Évaluation des données de santé anonymisées en temps réel requise

Évaluation des données de santé anonymisées en temps réel requise

Le Conseil d’experts Corona du gouvernement fédéral demande l’évaluation des données de santé anonymisées en temps réel. Il considère cette pratique, qui est déjà mise en œuvre au Danemark, comme un moyen central de contrôle de la pandémie.

Que faut-il exactement ?

« La collecte de données à jour, reliant les données épidémiologiques et cliniques et leur évaluation scientifique est de la plus haute importance pour la gestion de la pandémie fondée sur des données et des preuves », indique la déclaration du Conseil, qui comprend les dix-neuf membres, dont Christian Drosten , Melanie Brinkmann, Hendrik Streeck et Lothar Wieler, ont accepté. Plus précisément, ils veulent obliger tous les hôpitaux à signaler toutes les admissions de personnes infectées par le Sars-CoV-2 et toutes les infections détectées uniquement à l’hôpital dans les 24 heures, en indiquant la tranche d’âge des personnes concernées. De plus, des rapports quotidiens sur les ressources et l’occupation de l’hôpital sont requis.

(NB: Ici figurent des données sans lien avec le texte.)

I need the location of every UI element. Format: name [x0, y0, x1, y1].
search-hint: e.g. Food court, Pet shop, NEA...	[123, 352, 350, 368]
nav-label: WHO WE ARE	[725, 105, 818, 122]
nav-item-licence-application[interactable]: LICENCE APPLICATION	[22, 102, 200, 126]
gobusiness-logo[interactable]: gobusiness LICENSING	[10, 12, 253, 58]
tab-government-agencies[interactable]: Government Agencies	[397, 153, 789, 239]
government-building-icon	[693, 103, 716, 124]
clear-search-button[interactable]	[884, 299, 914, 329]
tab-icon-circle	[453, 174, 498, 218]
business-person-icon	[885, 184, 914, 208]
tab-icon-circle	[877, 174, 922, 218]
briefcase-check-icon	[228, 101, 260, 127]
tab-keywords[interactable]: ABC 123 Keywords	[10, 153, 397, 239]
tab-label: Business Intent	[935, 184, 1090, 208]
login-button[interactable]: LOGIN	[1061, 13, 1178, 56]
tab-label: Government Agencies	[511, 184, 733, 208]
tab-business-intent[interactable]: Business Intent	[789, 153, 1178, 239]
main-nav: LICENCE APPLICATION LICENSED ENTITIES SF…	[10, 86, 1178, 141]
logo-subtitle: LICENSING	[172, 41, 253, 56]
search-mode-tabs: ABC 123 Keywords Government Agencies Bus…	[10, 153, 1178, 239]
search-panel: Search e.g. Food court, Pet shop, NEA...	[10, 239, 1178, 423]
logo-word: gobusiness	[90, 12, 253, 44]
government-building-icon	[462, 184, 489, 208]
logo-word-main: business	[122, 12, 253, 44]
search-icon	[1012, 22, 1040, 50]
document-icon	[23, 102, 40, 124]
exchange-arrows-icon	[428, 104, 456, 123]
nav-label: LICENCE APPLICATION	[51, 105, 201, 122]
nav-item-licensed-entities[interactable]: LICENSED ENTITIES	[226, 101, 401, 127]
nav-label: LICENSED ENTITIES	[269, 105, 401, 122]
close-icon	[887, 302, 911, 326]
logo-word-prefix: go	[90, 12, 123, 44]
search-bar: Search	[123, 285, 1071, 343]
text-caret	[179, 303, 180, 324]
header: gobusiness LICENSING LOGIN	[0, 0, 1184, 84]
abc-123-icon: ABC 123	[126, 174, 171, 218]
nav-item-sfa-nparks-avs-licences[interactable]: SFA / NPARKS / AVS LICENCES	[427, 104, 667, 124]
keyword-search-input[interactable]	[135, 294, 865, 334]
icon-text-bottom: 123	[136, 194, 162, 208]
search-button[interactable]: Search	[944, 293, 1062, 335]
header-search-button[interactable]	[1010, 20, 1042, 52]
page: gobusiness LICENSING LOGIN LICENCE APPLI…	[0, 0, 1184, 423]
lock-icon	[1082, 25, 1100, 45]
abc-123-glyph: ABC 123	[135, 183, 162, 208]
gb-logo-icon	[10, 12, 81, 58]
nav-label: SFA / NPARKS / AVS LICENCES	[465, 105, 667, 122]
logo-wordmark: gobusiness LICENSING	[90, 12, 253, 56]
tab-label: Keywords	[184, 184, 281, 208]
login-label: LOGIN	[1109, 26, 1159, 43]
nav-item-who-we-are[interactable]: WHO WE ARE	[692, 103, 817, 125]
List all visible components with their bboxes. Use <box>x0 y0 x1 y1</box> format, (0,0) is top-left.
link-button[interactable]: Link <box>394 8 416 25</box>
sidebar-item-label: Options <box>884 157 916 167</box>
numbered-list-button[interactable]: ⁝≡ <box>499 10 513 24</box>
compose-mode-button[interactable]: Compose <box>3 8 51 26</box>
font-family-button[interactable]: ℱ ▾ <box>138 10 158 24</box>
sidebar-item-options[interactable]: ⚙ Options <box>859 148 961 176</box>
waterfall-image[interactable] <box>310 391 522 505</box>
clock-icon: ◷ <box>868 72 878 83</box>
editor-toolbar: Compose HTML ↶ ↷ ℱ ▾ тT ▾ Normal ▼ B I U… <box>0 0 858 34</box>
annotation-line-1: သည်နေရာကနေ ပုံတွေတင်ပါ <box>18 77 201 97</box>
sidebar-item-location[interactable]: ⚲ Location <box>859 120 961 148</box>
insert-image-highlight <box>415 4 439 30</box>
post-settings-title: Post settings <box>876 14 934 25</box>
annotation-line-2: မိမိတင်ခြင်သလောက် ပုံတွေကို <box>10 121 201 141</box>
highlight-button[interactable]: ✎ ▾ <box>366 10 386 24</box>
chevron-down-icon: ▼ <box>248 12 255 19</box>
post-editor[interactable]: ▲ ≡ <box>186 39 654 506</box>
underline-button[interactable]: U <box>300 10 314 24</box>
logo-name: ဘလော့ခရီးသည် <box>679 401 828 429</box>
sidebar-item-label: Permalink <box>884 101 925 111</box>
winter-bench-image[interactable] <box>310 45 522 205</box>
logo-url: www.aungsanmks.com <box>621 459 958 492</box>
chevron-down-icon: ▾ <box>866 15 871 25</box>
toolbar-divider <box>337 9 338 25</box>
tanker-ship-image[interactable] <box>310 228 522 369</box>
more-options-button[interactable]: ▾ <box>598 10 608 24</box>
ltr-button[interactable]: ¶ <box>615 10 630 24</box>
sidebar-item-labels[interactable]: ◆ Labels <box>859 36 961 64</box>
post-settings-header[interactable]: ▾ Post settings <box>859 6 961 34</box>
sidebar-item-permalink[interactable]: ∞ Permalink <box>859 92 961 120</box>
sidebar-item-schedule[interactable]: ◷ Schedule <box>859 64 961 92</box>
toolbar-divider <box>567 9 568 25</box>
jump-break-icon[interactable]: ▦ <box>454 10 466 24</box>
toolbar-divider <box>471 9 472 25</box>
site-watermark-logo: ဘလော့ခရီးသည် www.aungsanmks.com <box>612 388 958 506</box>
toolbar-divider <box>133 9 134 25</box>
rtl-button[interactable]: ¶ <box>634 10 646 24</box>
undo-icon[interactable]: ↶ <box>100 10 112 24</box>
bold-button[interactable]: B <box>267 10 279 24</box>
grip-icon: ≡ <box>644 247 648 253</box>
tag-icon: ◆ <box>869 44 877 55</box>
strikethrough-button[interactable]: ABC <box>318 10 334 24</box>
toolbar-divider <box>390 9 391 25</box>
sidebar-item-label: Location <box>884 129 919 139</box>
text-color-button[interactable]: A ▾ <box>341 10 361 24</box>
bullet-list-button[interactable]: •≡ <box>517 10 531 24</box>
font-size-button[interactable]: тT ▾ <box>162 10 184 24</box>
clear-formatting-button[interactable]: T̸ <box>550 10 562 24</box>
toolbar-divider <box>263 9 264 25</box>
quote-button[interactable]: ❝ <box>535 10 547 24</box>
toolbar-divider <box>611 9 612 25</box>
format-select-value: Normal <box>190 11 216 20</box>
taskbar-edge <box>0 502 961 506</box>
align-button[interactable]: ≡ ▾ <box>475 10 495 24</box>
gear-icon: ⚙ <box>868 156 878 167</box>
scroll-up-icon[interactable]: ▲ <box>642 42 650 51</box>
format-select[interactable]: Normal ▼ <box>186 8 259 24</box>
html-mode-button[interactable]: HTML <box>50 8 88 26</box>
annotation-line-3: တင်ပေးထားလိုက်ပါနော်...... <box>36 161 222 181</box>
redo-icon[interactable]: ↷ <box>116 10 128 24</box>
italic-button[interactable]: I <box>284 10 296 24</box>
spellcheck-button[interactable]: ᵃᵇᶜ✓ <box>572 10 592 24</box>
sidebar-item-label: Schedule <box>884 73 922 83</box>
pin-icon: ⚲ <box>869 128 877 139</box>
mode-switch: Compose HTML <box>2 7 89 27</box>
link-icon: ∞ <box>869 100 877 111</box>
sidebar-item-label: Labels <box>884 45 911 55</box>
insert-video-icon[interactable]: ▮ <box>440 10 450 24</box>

Refonte du dossier patient électronique

Dans une autre proposition, le Conseil recommandait non seulement de mettre en place le plus rapidement possible le dossier patient électronique controversé, mais aussi de le restructurer en profondeur. La demande vise principalement à permettre l’extraction de données de santé. Les données individuelles de santé devraient ainsi « également être accessibles pour une évaluation scientifique anonyme ». Bien qu’aucune autre proposition concrète de transformation technique n’ait été faite, tout indique que cela impliquerait de passer d’une procédure opt-in à une transmission de données activée par défaut.

Collecte de données dans d’autres pays

Il est également fait référence au fait que la collecte de données en temps réel est déjà utilisée avec succès dans d’autres pays et s’est avérée efficace. Le Danemark et Israël sont cités en exemple. Selon les membres du Conseil d’experts, la collecte et l’évaluation des données dans les pays mentionnés ont apporté une contribution significative au contrôle de la pandémie. En Allemagne, cependant, il manque encore des données importantes qui pourraient fournir de plus amples informations sur la propagation du virus, les groupes particulièrement à risque et la charge qui pèse sur le système de santé.

La protection des données n’est pas discutée

Les préoccupations concernant la protection des données, qui ont été exprimées dans le cadre de la discussion sur le dossier patient, par exemple, ne sont pas abordées dans les déclarations. Il est seulement indiqué que les données doivent être transmises et évaluées sous une forme anonyme. Concrètement, cependant, il est à craindre que la souveraineté sur les données personnelles sensibles ne soit transférée des patients à l’État.